A tendência de longo prazo, porém, é de o
IPC-3i aumentar mais que os índices oficiais de inflação. Alguns benefícios
para idosos, lembra Braz, equilibram um pouco o cenário, como a gratuidade no
transporte público e a meia-entrada em cinemas, teatros e shows.
Quando se compara a inflação dos idosos com a
“inflação” do salário mínimo, vem uma surpresa. O aumento do mínimo nesses 30
anos é muito superior ao do IPC-3i: 2.079% contra 839% (ver gráfico). Ou seja, o salário
mínimo subiu 2,5 vezes mais que o custo de vida dos idosos, resultado de
políticas de recuperação e valorização salarial nesses 30 anos.

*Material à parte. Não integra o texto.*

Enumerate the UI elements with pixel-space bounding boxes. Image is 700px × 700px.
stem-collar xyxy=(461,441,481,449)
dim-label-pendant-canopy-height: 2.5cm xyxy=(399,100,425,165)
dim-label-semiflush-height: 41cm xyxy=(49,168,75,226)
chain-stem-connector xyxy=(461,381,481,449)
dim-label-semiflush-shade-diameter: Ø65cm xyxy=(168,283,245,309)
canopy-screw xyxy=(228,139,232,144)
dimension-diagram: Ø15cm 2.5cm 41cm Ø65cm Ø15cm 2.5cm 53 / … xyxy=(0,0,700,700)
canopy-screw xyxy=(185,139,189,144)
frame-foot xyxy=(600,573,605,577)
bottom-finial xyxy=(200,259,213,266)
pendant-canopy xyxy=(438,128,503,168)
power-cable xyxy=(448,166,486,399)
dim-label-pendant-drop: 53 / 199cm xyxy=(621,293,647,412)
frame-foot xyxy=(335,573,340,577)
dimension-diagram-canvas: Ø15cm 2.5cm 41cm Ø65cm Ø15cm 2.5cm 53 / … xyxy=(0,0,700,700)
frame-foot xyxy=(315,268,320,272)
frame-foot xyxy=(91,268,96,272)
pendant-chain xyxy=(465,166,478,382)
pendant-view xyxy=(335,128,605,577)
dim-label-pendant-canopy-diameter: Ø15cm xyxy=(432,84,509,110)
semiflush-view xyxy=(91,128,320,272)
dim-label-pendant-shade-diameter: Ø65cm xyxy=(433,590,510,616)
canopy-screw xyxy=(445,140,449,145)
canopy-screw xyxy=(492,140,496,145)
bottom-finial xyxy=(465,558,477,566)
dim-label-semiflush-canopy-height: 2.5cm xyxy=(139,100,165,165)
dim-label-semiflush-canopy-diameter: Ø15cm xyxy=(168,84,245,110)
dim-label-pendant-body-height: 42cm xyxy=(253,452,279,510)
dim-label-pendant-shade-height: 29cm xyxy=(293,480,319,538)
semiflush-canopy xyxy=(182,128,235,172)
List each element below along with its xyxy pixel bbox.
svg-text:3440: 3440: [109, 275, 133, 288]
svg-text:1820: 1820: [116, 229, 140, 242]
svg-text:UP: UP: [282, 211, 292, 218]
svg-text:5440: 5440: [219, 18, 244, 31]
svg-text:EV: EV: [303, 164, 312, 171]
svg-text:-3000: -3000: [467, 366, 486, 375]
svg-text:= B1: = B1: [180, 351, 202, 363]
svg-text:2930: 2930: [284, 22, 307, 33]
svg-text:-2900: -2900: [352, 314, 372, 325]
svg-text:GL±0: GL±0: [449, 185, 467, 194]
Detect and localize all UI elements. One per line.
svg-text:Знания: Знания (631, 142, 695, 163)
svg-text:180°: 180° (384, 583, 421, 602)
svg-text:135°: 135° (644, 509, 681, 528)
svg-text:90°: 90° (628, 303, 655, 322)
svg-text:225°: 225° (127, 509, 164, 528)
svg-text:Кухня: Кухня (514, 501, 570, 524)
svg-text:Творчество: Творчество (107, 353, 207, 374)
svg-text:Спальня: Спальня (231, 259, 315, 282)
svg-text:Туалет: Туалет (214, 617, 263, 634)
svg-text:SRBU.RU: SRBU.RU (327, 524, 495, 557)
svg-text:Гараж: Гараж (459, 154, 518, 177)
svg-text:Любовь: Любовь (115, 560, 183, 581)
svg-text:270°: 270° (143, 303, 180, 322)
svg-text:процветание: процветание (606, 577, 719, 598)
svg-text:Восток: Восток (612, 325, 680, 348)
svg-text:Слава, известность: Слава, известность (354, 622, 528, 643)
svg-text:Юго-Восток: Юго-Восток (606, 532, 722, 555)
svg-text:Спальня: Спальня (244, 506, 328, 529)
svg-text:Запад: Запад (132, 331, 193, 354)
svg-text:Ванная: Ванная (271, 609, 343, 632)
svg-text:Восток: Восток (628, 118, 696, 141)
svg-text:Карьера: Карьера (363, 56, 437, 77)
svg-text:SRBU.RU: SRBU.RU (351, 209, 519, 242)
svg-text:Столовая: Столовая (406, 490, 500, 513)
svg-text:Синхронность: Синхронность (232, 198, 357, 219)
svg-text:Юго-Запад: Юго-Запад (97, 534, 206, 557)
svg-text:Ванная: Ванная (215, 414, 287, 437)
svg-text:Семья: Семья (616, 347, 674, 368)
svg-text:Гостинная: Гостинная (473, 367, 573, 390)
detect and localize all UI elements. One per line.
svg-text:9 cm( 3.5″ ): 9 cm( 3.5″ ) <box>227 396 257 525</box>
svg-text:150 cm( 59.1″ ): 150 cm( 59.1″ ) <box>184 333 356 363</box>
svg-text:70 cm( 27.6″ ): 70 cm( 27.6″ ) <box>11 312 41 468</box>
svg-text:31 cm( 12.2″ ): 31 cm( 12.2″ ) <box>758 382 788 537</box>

Quem prega a desindexação total no país
sugere que o salário mínimo poderia ser reajustado mediante negociação entre
representações trabalhistas, empresariais e do governo. Mas isso é utopia num
país em que os sindicatos trabalhistas e patronais foram dizimados e em que a
correção monetária é quase uma “cláusula pétrea” econômica.

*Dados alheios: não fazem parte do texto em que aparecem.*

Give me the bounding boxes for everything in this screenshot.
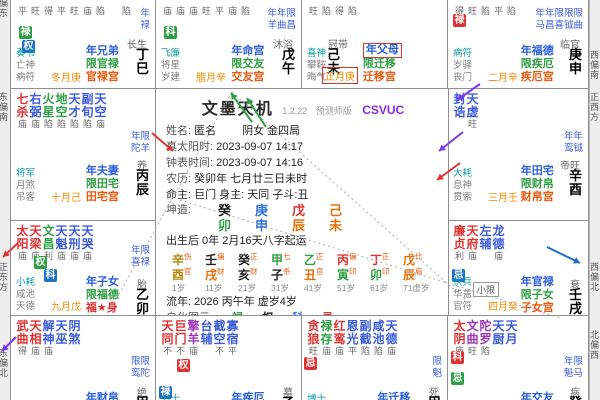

A sugestão de Lyrio Rocha, enfim, não seria
benéfica à maior parte dos aposentados, mas apenas àqueles com proventos mais
elevados, que já têm reajuste baseado apenas na inflação. A mudança da correção
daria algum alívio aos cofres da Previdência e às contas públicas em geral no
longo prazo. Mas é cruel querer resolver esse problema fiscal empurrando idosos
e deficientes para o superendividamento e a pobreza extrema.
Delfim anistiado
Delfim Netto, que morreu ontem aos 96 anos,
foi um dos mais poderosos ministros do regime militar que sucedeu ao golpe de
1964. Assinou o Ato 5, que legalizou a ditadura e permitiu a censura e a
tortura. Foi acusado de promover concentração de renda e criticado pela ideia
de que seria preciso “primeiro deixar o bolo crescer para depois distribuí-lo”,
frase que sempre negou ter dito. Mas o tempo passou, ele colaborou com o
governo Lula e a esquerda atenuou suas críticas. Delfim morreu anistiado por
parte da esquerda, a menos revanchista. Certamente em razão de seu
desenvolvimentismo, que proporcionou ao país um período de extraordinário
crescimento econômico.
Um comentário:
Excelente coluna! Destaco a conclusão principal: "é cruel querer resolver esse problema fiscal empurrando idosos e deficientes para o superendividamento e a pobreza extrema."